General Sikorsky looked stunned and then started to laugh.

For some time we just chatted about the old days – the old days to men like Sikorsky and Oldman, recent history to me – and his friendship with the Senator. After a while he got his mind back onto business. It seemed Friedland’s intelligence confirmed that the people of Alabama were tired of the long stand off which augured well for the upcoming negotiations.

“Oldman says he would be happy for you to be there.” Said the General.

“I think it’s time I moved on.” I said, “Is Professor Friedland’s mission going ahead now his son is safe?”

“Well if you’re absolutely sure you won’t join the negotiations there’s a light cruiser leaving D18X in two days to join the expedition. I shall confirm your berth.”

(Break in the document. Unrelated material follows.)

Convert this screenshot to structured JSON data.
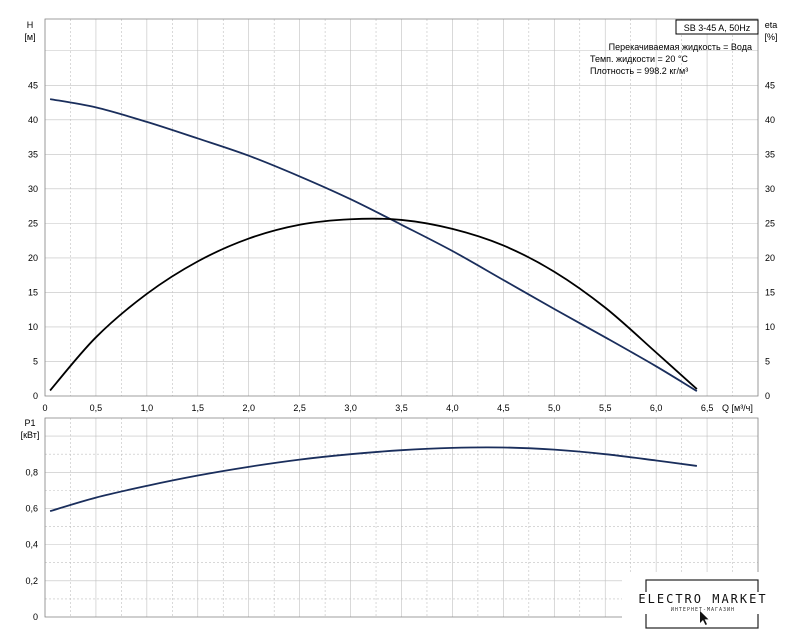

“How’s Anya, Miss Jog?” I asked.

“Young Friedland is happy to have her back. However she thinks that her current status as the Empire’s number three most wanted fugitive might be useful to DST and I agree. Beyond that I can tell you nothing except that she says she enjoyed working with you and she’ll miss you.”

“Yes, I suppose it was fun…in a sort of adrenaline fuelled panic way. Personally I prefer a little less excitement. Now if you would have my records sealed apart from the most recent ones, by the time we reach Sigma no one will know who I am.” I said.

“As agreed.” Responded the General and gave the order to seal all but the last forty years. When the console requested his authorisation Sikorsky typed in a code, turned to me and said,

“All done! I don’t suppose we’ll meet again after you leave. I know we won’t. I’ll try and say ‘Goodbye’ but if I don’t see you before you go, ‘Good luck!” He shook my hand.

“Thank you Sir. And good luck with the negotiations.”

“Above my pay grade I’m afraid. They’ll be led by an Imperial Ambassador, but I’ll be in the party.”

As I reached the end of the corridor I looked over my shoulder to see the General still standing in the doorway. As I rounded the corner he turned away, back into his office and for a moment I felt as if I could see the huge weight of responsibility he bore sitting upon his shoulders like the Old Man of The Sea.”